First, implement a rate-limiting guard using a token-bucket or sliding-window approach with a fast in-memory store or an external data store. Below is a simplified in-memory guard for demonstration; production systems should use Redis or a distributed store to share state across instances.

import { Injectable, CanActivate, ExecutionContext } from '@nestjs/common';
import { Request } from 'express';

@Injectable()
export class RateLimitGuard implements CanActivate {
private readonly limits = new Map<string, { count: number; resetAt: number }>();
private readonly WINDOW_MS = 60_000; // 1 minute
private readonly MAX_REQUESTS = 100;

canActivate(context: ExecutionContext): boolean {
const request = context.switchToHttp().getRequest<Request>();
const key = `${request.ip}-${request.path}`;
const now = Date.now();
const entry = this.limits.get(key);

if (!entry || now > entry.resetAt) {
this.limits.set(key, { count: 1, resetAt: now + this.WINDOW_MS });
return true;
}

if (entry.count >= this.MAX_REQUESTS) {
return false;
}

entry.count += 1;
return true;
}
}

Apply the guard to routes that perform MongoDB operations:

@Controller('items')
export class ItemsController {
constructor(private readonly itemsService: ItemsService) {}

@UseGuards(RateLimitGuard)
@Post()
async create(@Body() dto: CreateItemDto) {
return this.itemsService.create(dto);
}

@UseGuards(RateLimitGuard)
@Get()
async findAll(@Query() filter: any) {
return this.itemsService.findAll(filter);
}
}

In the service layer, validate and sanitize inputs before building MongoDB queries to avoid expensive operations on malformed data. Use whitelisting for filter fields and enforce reasonable page sizes:

import { Injectable } from '@nestjs/common';
import { MongoClient } from 'mongodb';

@Injectable()
export class ItemsService {
private readonly client = new MongoClient('mongodb://localhost:27017');
private readonly allowedFields = new Set(['name', 'category', 'status']);
private readonly PAGE_SIZE_MAX = 50;

async findAll(query: any) {
const filter = {};
for (const key of Object.keys(query)) {
if (this.allowedFields.has(key)) {
filter[key] = query[key];
// Ensure we do not perform collection scans
if (key === 'category') {
// Assume index on category
}
}
}
const page = Math.max(1, Number(query.page) || 1);
const size = Math.min(this.PAGE_SIZE_MAX, Number(query.size) || 10);
const skip = (page - 1) * size;

await this.client.connect();
const db = this.client.db('shop');
// Use projection to limit returned fields
const cursor = db.collection('items')
.find(filter, { projection: { name: 1, category: 1, status: 1 } })
.skip(skip)
.limit(size)
.toArray();
return cursor;
}
}

For write operations, ensure idempotency keys or unique constraints to prevent duplicate inserts under high concurrency:

async create(dto: CreateItemDto) {
await this.client.connect();
const db = this.client.db('shop');
try {
const result = await db.collection('items').insertOne({
...dto,
createdAt: new Date(),
// Unique compound index can prevent duplicates
});
return result.insertedId;
} catch (err) {
if (err.code === 11000) {
// Duplicate key error; handle gracefully
throw new ConflictException('Item already exists');
}
throw err;
}
}

Finally, combine rate limiting with broader security checks covered by MiddleBrick, such as input validation and data exposure. The dashboard and CLI can help track risk scores and provide prioritized remediation guidance, while the GitHub Action can enforce thresholds in CI/CD to prevent regressions.
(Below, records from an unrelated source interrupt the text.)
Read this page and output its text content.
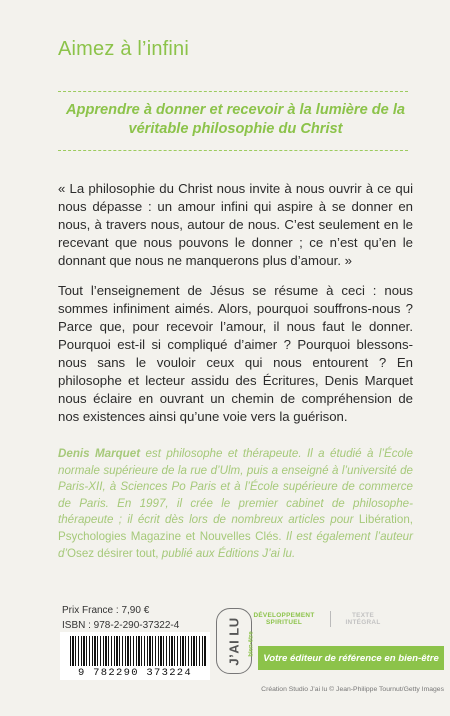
Aimez à l’infini
Apprendre à donner et recevoir à la lumière de la véritable philosophie du Christ

« La philosophie du Christ nous invite à nous ouvrir à ce qui nous dépasse : un amour infini qui aspire à se donner en nous, à travers nous, autour de nous. C’est seulement en le recevant que nous pouvons le donner ; ce n’est qu’en le donnant que nous ne manquerons plus d’amour. »

Tout l’enseignement de Jésus se résume à ceci : nous sommes infiniment aimés. Alors, pourquoi souffrons-nous ? Parce que, pour recevoir l’amour, il nous faut le donner. Pourquoi est-il si compliqué d’aimer ? Pourquoi blessons-nous sans le vouloir ceux qui nous entourent ? En philosophe et lecteur assidu des Écritures, Denis Marquet nous éclaire en ouvrant un chemin de compréhension de nos existences ainsi qu’une voie vers la guérison.

Denis Marquet est philosophe et thérapeute. Il a étudié à l’École normale supérieure de la rue d’Ulm, puis a enseigné à l’université de Paris-XII, à Sciences Po Paris et à l’École supérieure de commerce de Paris. En 1997, il crée le premier cabinet de philosophe-thérapeute ; il écrit dès lors de nombreux articles pour Libération, Psychologies Magazine et Nouvelles Clés. Il est également l’auteur d’Osez désirer tout, publié aux Éditions J’ai lu.

Prix France : 7,90 €
ISBN : 978-2-290-37322-4
9 782290 373224
J’AI LU bien-être
DÉVELOPPEMENT SPIRITUEL
TEXTE INTÉGRAL
Votre éditeur de référence en bien-être
Création Studio J’ai lu © Jean-Philippe Tournut/Getty Images
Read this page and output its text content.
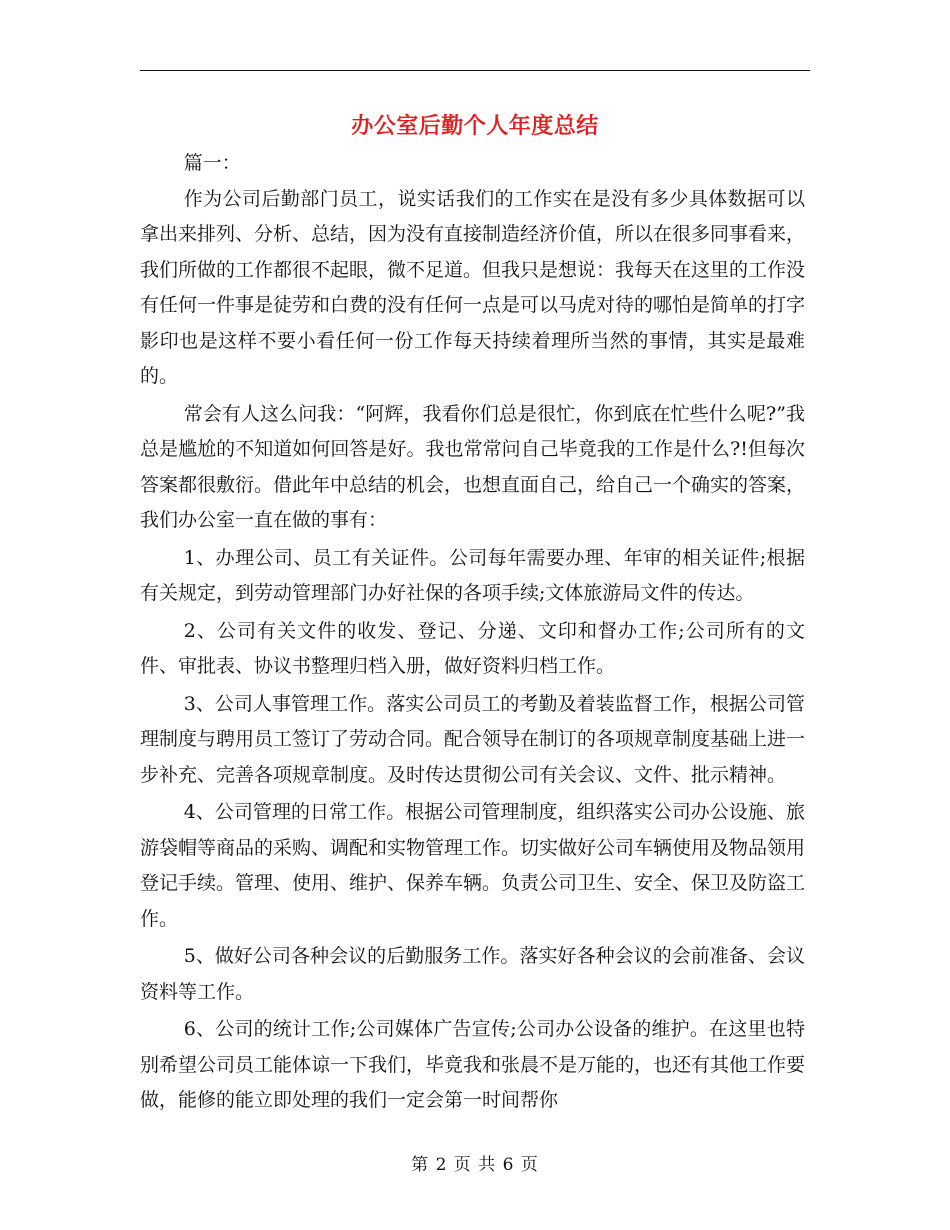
办公室后勤个人年度总结

篇一：

作为公司后勤部门员工，说实话我们的工作实在是没有多少具体数据可以拿出来排列、分析、总结，因为没有直接制造经济价值，所以在很多同事看来，我们所做的工作都很不起眼，微不足道。但我只是想说：我每天在这里的工作没有任何一件事是徒劳和白费的没有任何一点是可以马虎对待的哪怕是简单的打字影印也是这样不要小看任何一份工作每天持续着理所当然的事情，其实是最难的。

常会有人这么问我：“阿辉，我看你们总是很忙，你到底在忙些什么呢?”我总是尴尬的不知道如何回答是好。我也常常问自己毕竟我的工作是什么?!但每次答案都很敷衍。借此年中总结的机会，也想直面自己，给自己一个确实的答案，我们办公室一直在做的事有：

1、办理公司、员工有关证件。公司每年需要办理、年审的相关证件;根据有关规定，到劳动管理部门办好社保的各项手续;文体旅游局文件的传达。

2、公司有关文件的收发、登记、分递、文印和督办工作;公司所有的文件、审批表、协议书整理归档入册，做好资料归档工作。

3、公司人事管理工作。落实公司员工的考勤及着装监督工作，根据公司管理制度与聘用员工签订了劳动合同。配合领导在制订的各项规章制度基础上进一步补充、完善各项规章制度。及时传达贯彻公司有关会议、文件、批示精神。

4、公司管理的日常工作。根据公司管理制度，组织落实公司办公设施、旅游袋帽等商品的采购、调配和实物管理工作。切实做好公司车辆使用及物品领用登记手续。管理、使用、维护、保养车辆。负责公司卫生、安全、保卫及防盗工作。

5、做好公司各种会议的后勤服务工作。落实好各种会议的会前准备、会议资料等工作。

6、公司的统计工作;公司媒体广告宣传;公司办公设备的维护。在这里也特别希望公司员工能体谅一下我们，毕竟我和张晨不是万能的，也还有其他工作要做，能修的能立即处理的我们一定会第一时间帮你

第 2 页 共 6 页
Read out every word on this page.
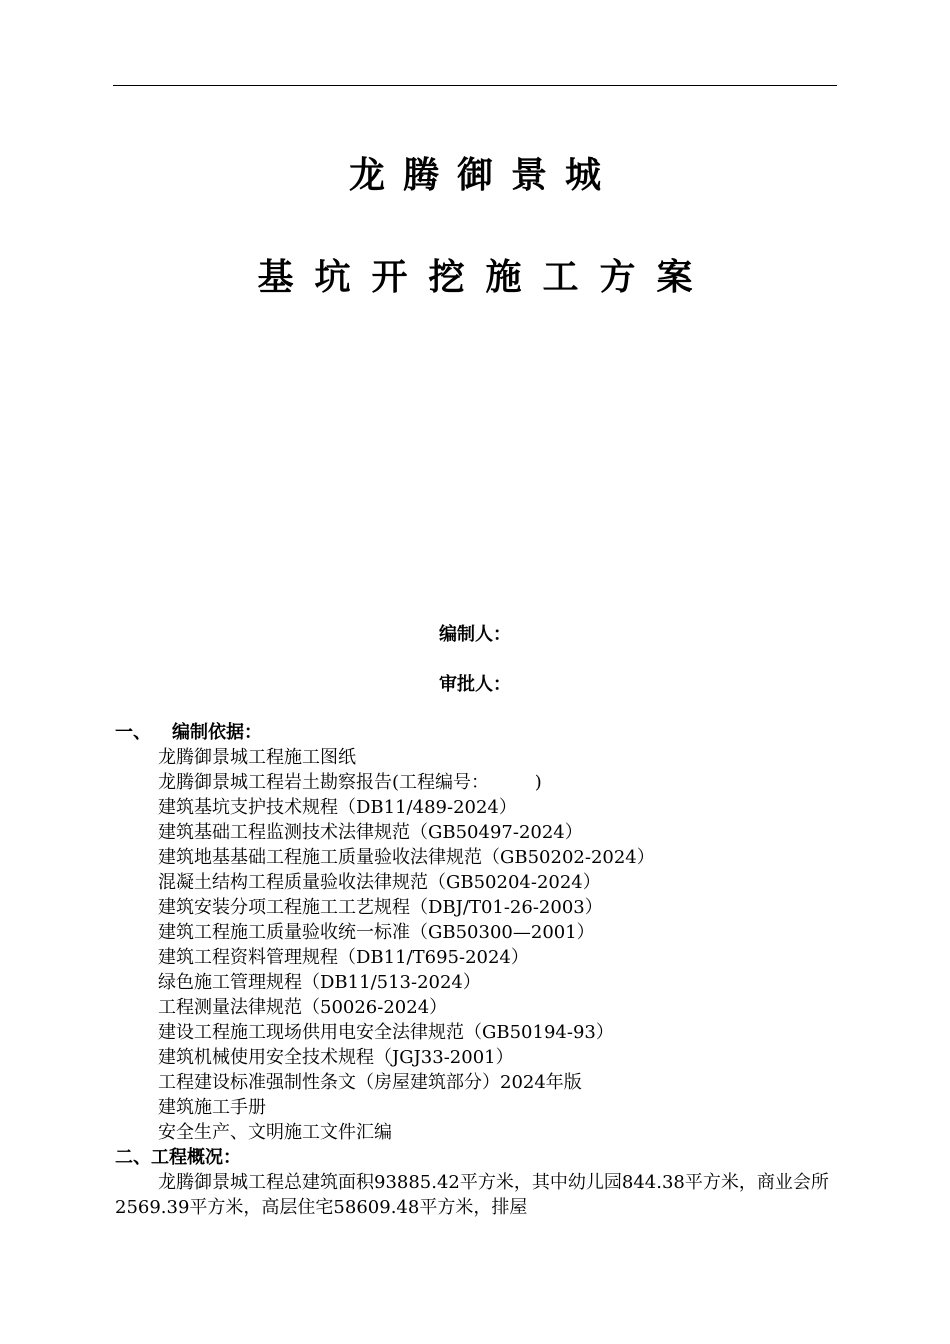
龙腾御景城
基坑开挖施工方案
编制人：
审批人：
一、 编制依据：
龙腾御景城工程施工图纸
龙腾御景城工程岩土勘察报告(工程编号：        )
建筑基坑支护技术规程（DB11/489-2024）
建筑基础工程监测技术法律规范（GB50497-2024）
建筑地基基础工程施工质量验收法律规范（GB50202-2024）
混凝土结构工程质量验收法律规范（GB50204-2024）
建筑安装分项工程施工工艺规程（DBJ/T01-26-2003）
建筑工程施工质量验收统一标准（GB50300—2001）
建筑工程资料管理规程（DB11/T695-2024）
绿色施工管理规程（DB11/513-2024）
工程测量法律规范（50026-2024）
建设工程施工现场供用电安全法律规范（GB50194-93）
建筑机械使用安全技术规程（JGJ33-2001）
工程建设标准强制性条文（房屋建筑部分）2024年版
建筑施工手册
安全生产、文明施工文件汇编
二、工程概况：

龙腾御景城工程总建筑面积93885.42平方米，其中幼儿园844.38平方米，商业会所2569.39平方米，高层住宅58609.48平方米，排屋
Frequently Asked Questions

Does rate limiting in NestJS replace the need for MongoDB-side protections?
No. Rate limiting at the API layer reduces request volume, but you should also enforce schema validation, field-level permissions, and query constraints in MongoDB to limit data exposure and prevent abusive operations that bypass the application layer.
How can I choose appropriate rate limits for each endpoint?
Base limits on endpoint cost and user context. Public read-only endpoints can tolerate higher limits with pagination; write endpoints should be stricter. Monitor MongoDB metrics such as operation latency and document scans to refine thresholds, and use different limits for authenticated versus unauthenticated traffic.